5 Oct ’12 1 Comment Written by Juliet Bennett

“For my 70th birthday I would like to invite you to join me for a nude beach party,” my friend announced, dressed in a hijab and in her early 30s.

“Sure!” I laughed, imagining my group of friends from university, of every colour, shape, gender and culture, imagining us in our 60s and 70s, running bare and free at a nude beach.

“I might have lost my sight by then,” one of the boys sighed.

“You need to give me more notice,” another one joked.

It got me thinking, what would a 100-year calendar look like? How would it affect my life if I started mapping out the next 60-70 years? Career, family, travel, birthday parties, and even my own death…

Of course there’s no way to know when you are going to die, nor any way to know in what ways the world is going to change next year or in 60 years time. The state of technology, of war, population, poverty, peace, of values, culture, and life styles… all are constantly change.

However there are some things that can be mapped out:

1982

1992

2002

2012

2022

2032

2042

2052

2062

2072

–>

0

Teens

20s

30s

40s

50s

60s

70s

80s

90s

Birth

What is this world I’m in?

Study, try jobs, have fun!

Career: publish, work, specialise

Family

Back to career. Pay off mortgage.

Have I lived a good life?

Grand kids. The nude beach party.

Leave a mark on the world

Any final remarks?

Legacy & genes live on

In 2072 will I have experienced 59 more NYE’s, 59 more Christmas Days, and 59 more birthdays. If I live to 90-years old (as I plan), 2072 will be the year I pass away. If I live to 2082 I will have been on the planet for an entire century. Maybe I’ll make it, maybe I won’t.
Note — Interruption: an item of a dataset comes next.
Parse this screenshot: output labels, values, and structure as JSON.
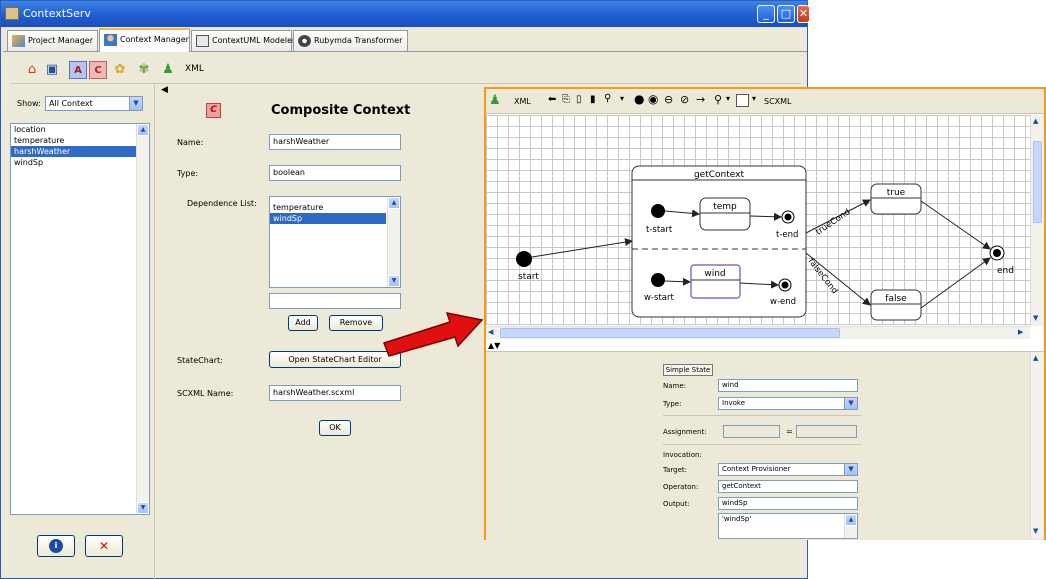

Maybe I’ll live on through babies I make, books I create, policies, businesses, and teaching, or maybe I won’t.

Then I catch myself: Is it morbid to be thinking about this?

When something is unknown I get anxious. When I have certainty, anxiety disappears. If there is one thing certain in life, it is death. So what is behind our resistance to articulate, discuss and come to terms with it?

Facing up to death need not be a source of anxiety. In fact it may make you less anxious than acting as if it will “never happen to you”.

Owning your death, truly accepting it, and living your life in the certainty of it, can be source of empowerment.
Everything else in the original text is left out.